Op de vooravond van 4 oktober 1226 stierf Franciscus van
Assisi. Zo ontstond Dierendag vanuit een sterfdag van een heilige. Franciscus
stond op goede voet met de dieren; hij preekte voor de vogels en bracht een
wolf tot bekering, zeggen de verhalen. Zijn lied staat in ons liedboek, 742:
‘Wees geprezen, bron en schenker,
om uw lied in al wat leeft.
Ik buig mijn hoofd en hef mijn handen
met al wat adem heeft.’

Maar de eeuwen daarna bleef het stil, tussen gelovigen en dieren: niemand leek
zich om hen te bekommeren. Of toch? In 1776 trok een jonge theologiestudent in
Leiden zich het lot van de dieren aan. Jan Scharp las in de bijbel, Prediker 3,
Psalm 104: ‘God schonk beiden, mens en dier, enerlei adem, eenzelfde adem’.
‘Ruach’, is het Hebreeuwse woord daarvoor. Omdat we die adem van God delen
mogen, moeten we als mensen veel zorgvuldiger met dieren omgaan, vond hij.
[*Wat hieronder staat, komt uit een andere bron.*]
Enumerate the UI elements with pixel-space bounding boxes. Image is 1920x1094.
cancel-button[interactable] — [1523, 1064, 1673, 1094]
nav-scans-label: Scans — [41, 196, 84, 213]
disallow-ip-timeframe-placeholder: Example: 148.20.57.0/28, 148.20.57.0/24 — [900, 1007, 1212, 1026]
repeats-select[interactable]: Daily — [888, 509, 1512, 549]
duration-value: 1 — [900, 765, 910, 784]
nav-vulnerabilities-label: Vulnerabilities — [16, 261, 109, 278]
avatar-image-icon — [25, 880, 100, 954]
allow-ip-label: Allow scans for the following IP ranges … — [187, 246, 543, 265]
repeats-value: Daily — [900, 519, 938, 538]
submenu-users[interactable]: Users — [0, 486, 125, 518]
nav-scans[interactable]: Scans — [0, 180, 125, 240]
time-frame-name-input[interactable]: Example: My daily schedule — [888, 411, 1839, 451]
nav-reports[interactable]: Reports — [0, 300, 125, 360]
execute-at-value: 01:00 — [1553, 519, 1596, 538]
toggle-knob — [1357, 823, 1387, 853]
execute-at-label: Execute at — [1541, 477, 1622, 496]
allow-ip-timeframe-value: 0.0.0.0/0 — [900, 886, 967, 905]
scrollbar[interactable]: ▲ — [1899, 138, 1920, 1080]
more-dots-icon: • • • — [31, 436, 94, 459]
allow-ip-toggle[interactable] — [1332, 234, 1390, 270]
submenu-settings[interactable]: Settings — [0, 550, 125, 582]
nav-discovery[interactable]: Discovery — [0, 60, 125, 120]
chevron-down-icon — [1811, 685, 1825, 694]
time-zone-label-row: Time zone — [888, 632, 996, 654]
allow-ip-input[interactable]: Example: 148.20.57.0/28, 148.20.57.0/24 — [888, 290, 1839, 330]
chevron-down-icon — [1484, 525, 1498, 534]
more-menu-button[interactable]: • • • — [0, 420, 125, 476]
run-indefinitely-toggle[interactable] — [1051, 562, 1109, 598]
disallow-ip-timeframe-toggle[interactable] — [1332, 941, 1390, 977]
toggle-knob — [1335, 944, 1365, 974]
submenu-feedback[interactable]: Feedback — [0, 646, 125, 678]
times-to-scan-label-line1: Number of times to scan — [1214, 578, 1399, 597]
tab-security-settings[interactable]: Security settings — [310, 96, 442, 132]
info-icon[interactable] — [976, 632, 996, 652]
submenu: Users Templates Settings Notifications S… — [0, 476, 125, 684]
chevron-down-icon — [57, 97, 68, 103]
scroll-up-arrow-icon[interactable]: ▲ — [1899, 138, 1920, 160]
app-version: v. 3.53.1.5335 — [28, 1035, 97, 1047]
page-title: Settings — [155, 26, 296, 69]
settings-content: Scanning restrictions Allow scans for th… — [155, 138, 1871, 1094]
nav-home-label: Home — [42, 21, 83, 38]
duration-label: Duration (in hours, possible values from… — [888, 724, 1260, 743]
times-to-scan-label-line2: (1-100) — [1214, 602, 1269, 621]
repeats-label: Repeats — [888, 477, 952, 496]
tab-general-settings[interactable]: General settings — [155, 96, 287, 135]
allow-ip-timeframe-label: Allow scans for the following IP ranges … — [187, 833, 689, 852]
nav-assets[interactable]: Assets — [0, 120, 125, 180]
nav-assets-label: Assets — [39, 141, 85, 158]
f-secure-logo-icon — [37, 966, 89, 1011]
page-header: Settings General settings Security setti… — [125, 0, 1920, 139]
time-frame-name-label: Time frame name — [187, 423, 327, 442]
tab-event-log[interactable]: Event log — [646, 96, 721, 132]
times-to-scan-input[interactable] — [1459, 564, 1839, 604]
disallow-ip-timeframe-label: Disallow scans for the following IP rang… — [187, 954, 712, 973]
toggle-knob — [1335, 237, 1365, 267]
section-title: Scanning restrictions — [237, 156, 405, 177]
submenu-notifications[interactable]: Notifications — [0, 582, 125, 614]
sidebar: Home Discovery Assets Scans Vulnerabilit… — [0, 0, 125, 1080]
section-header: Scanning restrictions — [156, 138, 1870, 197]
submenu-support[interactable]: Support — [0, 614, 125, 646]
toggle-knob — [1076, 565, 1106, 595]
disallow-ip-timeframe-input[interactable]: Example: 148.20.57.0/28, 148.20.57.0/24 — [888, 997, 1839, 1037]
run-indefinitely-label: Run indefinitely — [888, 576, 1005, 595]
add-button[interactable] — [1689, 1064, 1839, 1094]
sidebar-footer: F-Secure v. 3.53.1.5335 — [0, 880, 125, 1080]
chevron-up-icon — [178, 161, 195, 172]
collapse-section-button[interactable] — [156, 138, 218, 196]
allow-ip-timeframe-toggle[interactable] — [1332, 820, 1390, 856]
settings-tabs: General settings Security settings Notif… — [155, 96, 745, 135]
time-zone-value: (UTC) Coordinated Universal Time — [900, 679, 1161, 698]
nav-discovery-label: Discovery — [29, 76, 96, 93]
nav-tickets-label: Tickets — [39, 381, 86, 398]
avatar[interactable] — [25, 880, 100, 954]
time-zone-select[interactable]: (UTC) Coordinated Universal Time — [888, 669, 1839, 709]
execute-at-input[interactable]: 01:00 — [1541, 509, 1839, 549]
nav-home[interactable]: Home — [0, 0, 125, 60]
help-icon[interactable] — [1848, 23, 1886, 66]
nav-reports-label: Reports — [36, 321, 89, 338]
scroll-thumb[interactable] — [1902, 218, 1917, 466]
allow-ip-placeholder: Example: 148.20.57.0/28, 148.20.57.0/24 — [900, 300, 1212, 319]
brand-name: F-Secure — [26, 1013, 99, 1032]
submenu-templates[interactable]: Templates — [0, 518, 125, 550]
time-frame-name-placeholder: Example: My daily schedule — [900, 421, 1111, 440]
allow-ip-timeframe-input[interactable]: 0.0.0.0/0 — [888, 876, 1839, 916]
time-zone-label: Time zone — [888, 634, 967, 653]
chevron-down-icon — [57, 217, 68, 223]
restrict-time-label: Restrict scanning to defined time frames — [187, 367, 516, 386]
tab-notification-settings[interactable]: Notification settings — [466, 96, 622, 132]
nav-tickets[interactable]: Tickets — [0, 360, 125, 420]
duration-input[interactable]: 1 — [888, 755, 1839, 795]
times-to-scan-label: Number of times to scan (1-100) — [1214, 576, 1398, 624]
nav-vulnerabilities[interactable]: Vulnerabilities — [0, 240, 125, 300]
Wat
raar dat we in onze kerken zo wettisch zijn, op veel punten, maar helemaal niet
aansluiten bij de Joodse zorgvuldige omgang met dieren. De slacht moet daar kosjer
geschieden, zodat een dier zo min mogelijk lijdt. Als de apostelen regels
opleggen (Handelingen 15 en 21), zijn dat er maar vier, en twee ervan gaan over
vlees eten: geen vlees met bloed, geen vlees van verkeerd geslachte dieren.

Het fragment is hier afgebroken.